December 17, 2004
"Never tuck!" Those were the words Tomcat advised me on at the Museum Club in Flagstaff.
Got into Flagstaff at eight last night and met Tomcat and two of his friends at their favorite Thai place on South San Francisco ($68 house account, includes tip). Checked into the Quality Inn on Milton and delivered four boxes of True West magazine for them to put in all the rooms.
Friday morning we all met again at Martann's for breakfast ($38 cash, plus a $50 gift certificate for Thomas for Christmas, don't tell him, it's a surprise).

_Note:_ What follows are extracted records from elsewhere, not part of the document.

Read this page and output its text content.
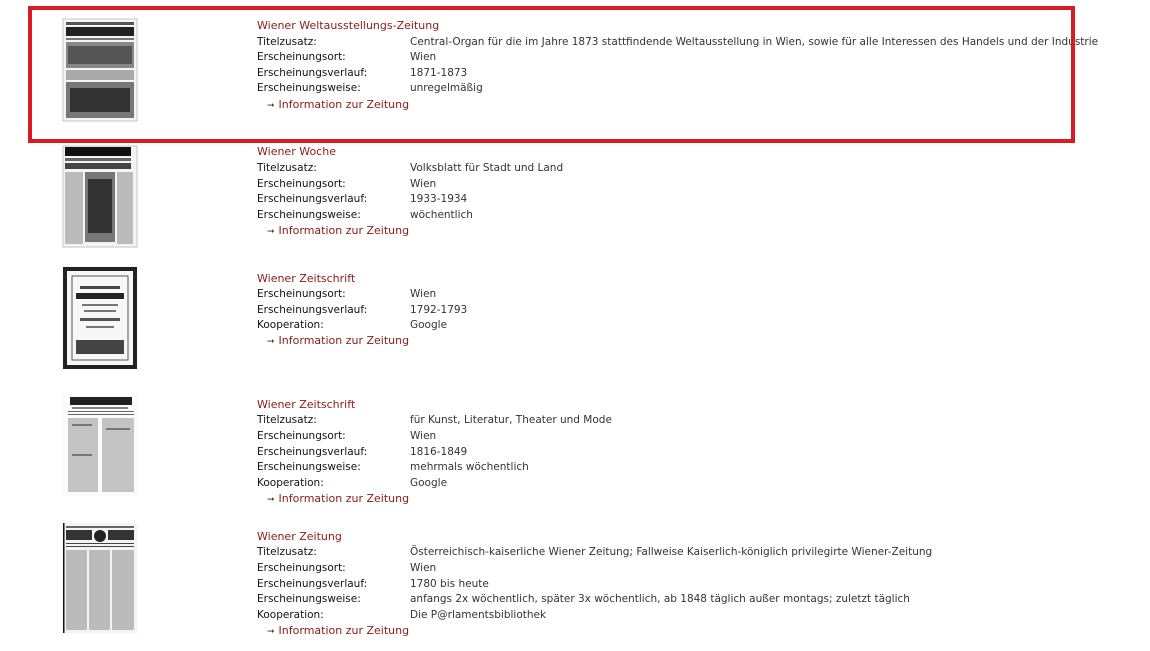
Wiener Weltausstellungs-Zeitung
Titelzusatz:	Central-Organ für die im Jahre 1873 stattfindende Weltausstellung in Wien, sowie für alle Interessen des Handels und der Industrie
Erscheinungsort:	Wien
Erscheinungsverlauf:	1871-1873
Erscheinungsweise:	unregelmäßig
➞ Information zur Zeitung
Wiener Woche
Titelzusatz:	Volksblatt für Stadt und Land
Erscheinungsort:	Wien
Erscheinungsverlauf:	1933-1934
Erscheinungsweise:	wöchentlich
➞ Information zur Zeitung
Wiener Zeitschrift
Erscheinungsort:	Wien
Erscheinungsverlauf:	1792-1793
Kooperation:	Google
➞ Information zur Zeitung
Wiener Zeitschrift
Titelzusatz:	für Kunst, Literatur, Theater und Mode
Erscheinungsort:	Wien
Erscheinungsverlauf:	1816-1849
Erscheinungsweise:	mehrmals wöchentlich
Kooperation:	Google
➞ Information zur Zeitung
Wiener Zeitung
Titelzusatz:	Österreichisch-kaiserliche Wiener Zeitung; Fallweise Kaiserlich-königlich privilegirte Wiener-Zeitung
Erscheinungsort:	Wien
Erscheinungsverlauf:	1780 bis heute
Erscheinungsweise:	anfangs 2x wöchentlich, später 3x wöchentlich, ab 1848 täglich außer montags; zuletzt täglich
Kooperation:	Die P@rlamentsbibliothek
➞ Information zur Zeitung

Ended up at Barnes & Noble and had a $10 gift certificate from the Radinas so I bought $180 worth of books and a John Singer Sargent 2005 calendar (so I saved $10 and it was only $170!). Went back to he room and took a short nap then started reading Chronicles, the new book by Bob Dylan. He writes books just like he writes songs, heavy on the obtuse symbolism and maddeningly sparse on the self-revelatory stuff you would really like to know. Still, it's a fun read as I'm in the mood for some Minnesota maturity (I also read a chapter or two of Garrison Keillor's Home Grown Democract, and of course, he, like Bobby Zimmerman is from Minnesota).

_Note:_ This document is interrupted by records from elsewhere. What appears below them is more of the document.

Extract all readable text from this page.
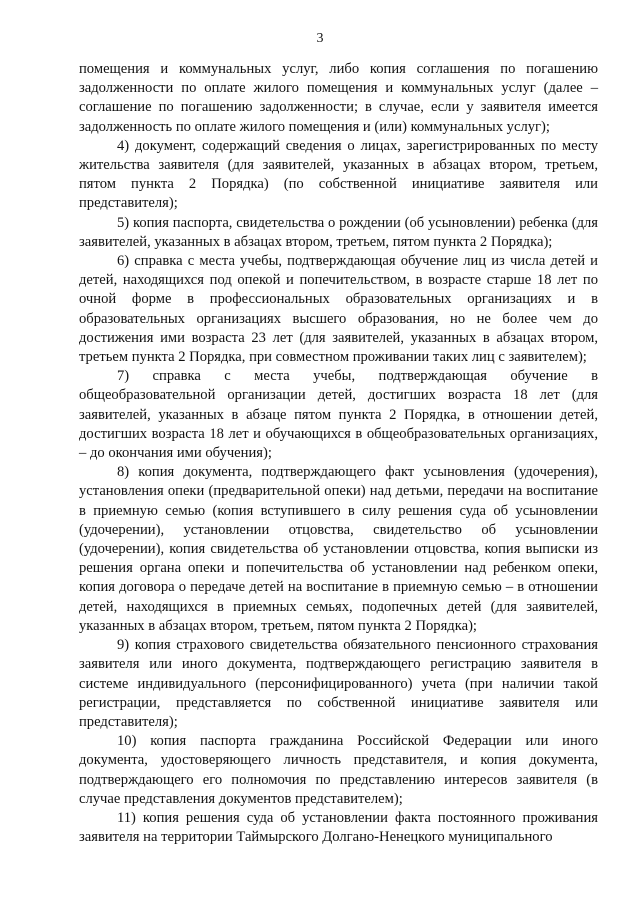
3

помещения и коммунальных услуг, либо копия соглашения по погашению задолженности по оплате жилого помещения и коммунальных услуг (далее – соглашение по погашению задолженности; в случае, если у заявителя имеется задолженность по оплате жилого помещения и (или) коммунальных услуг);

4) документ, содержащий сведения о лицах, зарегистрированных по месту жительства заявителя (для заявителей, указанных в абзацах втором, третьем, пятом пункта 2 Порядка) (по собственной инициативе заявителя или представителя);

5) копия паспорта, свидетельства о рождении (об усыновлении) ребенка (для заявителей, указанных в абзацах втором, третьем, пятом пункта 2 Порядка);

6) справка с места учебы, подтверждающая обучение лиц из числа детей и детей, находящихся под опекой и попечительством, в возрасте старше 18 лет по очной форме в профессиональных образовательных организациях и в образовательных организациях высшего образования, но не более чем до достижения ими возраста 23 лет (для заявителей, указанных в абзацах втором, третьем пункта 2 Порядка, при совместном проживании таких лиц с заявителем);

7) справка с места учебы, подтверждающая обучение в общеобразовательной организации детей, достигших возраста 18 лет (для заявителей, указанных в абзаце пятом пункта 2 Порядка, в отношении детей, достигших возраста 18 лет и обучающихся в общеобразовательных организациях, – до окончания ими обучения);

8) копия документа, подтверждающего факт усыновления (удочерения), установления опеки (предварительной опеки) над детьми, передачи на воспитание в приемную семью (копия вступившего в силу решения суда об усыновлении (удочерении), установлении отцовства, свидетельство об усыновлении (удочерении), копия свидетельства об установлении отцовства, копия выписки из решения органа опеки и попечительства об установлении над ребенком опеки, копия договора о передаче детей на воспитание в приемную семью – в отношении детей, находящихся в приемных семьях, подопечных детей (для заявителей, указанных в абзацах втором, третьем, пятом пункта 2 Порядка);

9) копия страхового свидетельства обязательного пенсионного страхования заявителя или иного документа, подтверждающего регистрацию заявителя в системе индивидуального (персонифицированного) учета (при наличии такой регистрации, представляется по собственной инициативе заявителя или представителя);

10) копия паспорта гражданина Российской Федерации или иного документа, удостоверяющего личность представителя, и копия документа, подтверждающего его полномочия по представлению интересов заявителя (в случае представления документов представителем);

11) копия решения суда об установлении факта постоянного проживания заявителя на территории Таймырского Долгано-Ненецкого муниципального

We had dinner reservations at Busters for 7;30. Had a nice filet with mashed potatoes. Kathy had the halibut and Tomas had the salmon. Cheesecake and decaf for dessert ($69 biz account-talked about printing my new book).

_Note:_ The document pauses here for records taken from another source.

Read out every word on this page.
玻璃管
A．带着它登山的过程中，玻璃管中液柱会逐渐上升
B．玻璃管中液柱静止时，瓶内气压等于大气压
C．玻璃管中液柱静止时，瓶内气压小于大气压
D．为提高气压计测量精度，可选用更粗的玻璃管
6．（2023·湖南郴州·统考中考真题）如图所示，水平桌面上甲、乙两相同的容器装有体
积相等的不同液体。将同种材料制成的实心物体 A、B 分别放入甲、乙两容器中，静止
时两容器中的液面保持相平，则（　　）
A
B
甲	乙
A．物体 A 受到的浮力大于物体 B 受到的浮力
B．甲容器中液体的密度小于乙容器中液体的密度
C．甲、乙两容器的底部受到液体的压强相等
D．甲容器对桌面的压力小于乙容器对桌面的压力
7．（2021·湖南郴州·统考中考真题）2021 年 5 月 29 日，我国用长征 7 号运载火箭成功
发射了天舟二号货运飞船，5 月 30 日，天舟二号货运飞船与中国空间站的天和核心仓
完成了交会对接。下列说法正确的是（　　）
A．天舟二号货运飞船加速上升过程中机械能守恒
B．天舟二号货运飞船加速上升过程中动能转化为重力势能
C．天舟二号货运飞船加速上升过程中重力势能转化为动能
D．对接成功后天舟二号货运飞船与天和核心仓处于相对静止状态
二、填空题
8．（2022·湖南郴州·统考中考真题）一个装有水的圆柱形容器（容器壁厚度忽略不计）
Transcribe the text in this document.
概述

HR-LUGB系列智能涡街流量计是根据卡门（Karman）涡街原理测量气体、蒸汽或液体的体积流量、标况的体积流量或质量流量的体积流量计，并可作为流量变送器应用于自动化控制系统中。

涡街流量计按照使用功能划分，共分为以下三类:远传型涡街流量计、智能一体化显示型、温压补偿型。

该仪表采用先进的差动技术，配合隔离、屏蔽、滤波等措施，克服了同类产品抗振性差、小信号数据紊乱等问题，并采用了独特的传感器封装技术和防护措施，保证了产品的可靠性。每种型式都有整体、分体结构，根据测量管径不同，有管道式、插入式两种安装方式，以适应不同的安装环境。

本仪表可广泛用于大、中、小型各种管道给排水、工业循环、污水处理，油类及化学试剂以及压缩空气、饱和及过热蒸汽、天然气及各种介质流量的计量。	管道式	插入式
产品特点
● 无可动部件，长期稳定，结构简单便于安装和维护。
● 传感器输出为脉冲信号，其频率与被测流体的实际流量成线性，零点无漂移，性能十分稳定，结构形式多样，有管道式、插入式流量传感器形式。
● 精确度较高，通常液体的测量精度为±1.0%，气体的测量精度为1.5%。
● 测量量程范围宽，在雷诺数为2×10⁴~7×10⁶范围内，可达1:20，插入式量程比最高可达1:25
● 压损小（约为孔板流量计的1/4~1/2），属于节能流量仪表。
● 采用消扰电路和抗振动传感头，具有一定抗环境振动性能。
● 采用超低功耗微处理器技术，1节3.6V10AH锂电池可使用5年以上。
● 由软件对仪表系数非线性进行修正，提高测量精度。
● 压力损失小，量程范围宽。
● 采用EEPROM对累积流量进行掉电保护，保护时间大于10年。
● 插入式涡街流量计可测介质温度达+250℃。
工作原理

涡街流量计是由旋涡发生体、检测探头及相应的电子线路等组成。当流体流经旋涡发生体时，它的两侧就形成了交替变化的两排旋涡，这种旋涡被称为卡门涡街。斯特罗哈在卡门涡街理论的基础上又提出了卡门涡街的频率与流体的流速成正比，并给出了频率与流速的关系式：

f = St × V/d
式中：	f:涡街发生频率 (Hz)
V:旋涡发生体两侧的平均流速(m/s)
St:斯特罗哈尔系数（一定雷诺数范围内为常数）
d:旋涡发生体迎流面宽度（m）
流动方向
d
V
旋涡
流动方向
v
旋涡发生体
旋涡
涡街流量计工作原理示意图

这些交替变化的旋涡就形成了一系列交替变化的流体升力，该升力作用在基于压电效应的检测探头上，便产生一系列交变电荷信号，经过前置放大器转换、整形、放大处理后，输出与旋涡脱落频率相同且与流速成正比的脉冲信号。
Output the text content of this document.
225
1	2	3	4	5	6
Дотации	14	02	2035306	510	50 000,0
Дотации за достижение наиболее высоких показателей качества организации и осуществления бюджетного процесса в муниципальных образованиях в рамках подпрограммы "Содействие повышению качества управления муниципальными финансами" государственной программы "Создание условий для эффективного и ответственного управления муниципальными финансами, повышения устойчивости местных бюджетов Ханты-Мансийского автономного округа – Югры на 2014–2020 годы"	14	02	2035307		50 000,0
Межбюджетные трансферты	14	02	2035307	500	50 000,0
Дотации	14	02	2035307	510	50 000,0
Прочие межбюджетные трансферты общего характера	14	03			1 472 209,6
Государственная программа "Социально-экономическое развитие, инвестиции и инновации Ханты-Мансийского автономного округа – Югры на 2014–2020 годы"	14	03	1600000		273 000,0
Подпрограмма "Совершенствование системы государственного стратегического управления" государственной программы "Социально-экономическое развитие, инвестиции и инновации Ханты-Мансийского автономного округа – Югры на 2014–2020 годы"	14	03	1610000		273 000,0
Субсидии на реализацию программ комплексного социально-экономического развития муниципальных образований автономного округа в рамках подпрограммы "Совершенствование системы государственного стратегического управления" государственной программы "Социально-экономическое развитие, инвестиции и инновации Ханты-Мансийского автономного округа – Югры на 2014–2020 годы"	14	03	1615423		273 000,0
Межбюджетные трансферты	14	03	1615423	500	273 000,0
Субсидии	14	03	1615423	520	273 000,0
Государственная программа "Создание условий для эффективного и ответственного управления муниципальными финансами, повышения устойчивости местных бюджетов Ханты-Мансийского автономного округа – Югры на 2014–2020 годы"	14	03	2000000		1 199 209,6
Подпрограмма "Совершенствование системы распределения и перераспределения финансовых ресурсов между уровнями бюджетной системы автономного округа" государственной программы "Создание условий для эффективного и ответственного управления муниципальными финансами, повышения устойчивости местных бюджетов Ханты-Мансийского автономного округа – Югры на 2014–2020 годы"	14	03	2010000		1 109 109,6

From Buster’s we drove out the cold, dark streets (old Route 66) with the black snow covering the curbs and landed at the Museum Club, one of the most famous bars in the Southwest. I had never been in there and have always wanted to go. It's all wooden like a big ol' hunting lodge with big varnished trees holding up the roof inside ($5 per person cover, $15, plus a Coors $2, plus $1 tip). The band was a bunch of kids called Redneck and two of them, the youngest ones, had on cool, maroon yoked shirts, only they wore them untucked. It looked goofy to me, like they just got out of bed. The lead guitarist, on the other hand, had the starched Wrangler-George Strait look and of course he was probably the old man in the group (over 30). So I leaned over to Tommy and I said, “How prevalent is the untucked shirt look? Is it worn by a few or is it a generational dictate?” That’s when Tomas looked at me like the out of touch geezer I am and said, “Never tuck! You never tuck!” The way he said it made me want to pull my pants up under my armpits and start scratching my ass. Damn! I thought to myself. When did this happen? I didn't notice!
On the way home, I quizzed my son about this new fashion law that says you can’t tuck your shirt in and he told me it has been that way since about 1997. Man, I’m glad I’m not too late to catch that wave. Whew!
"Ten years before its time, a fashion is indecent; ten years after, it is hideous; but a century after, it’s romantic."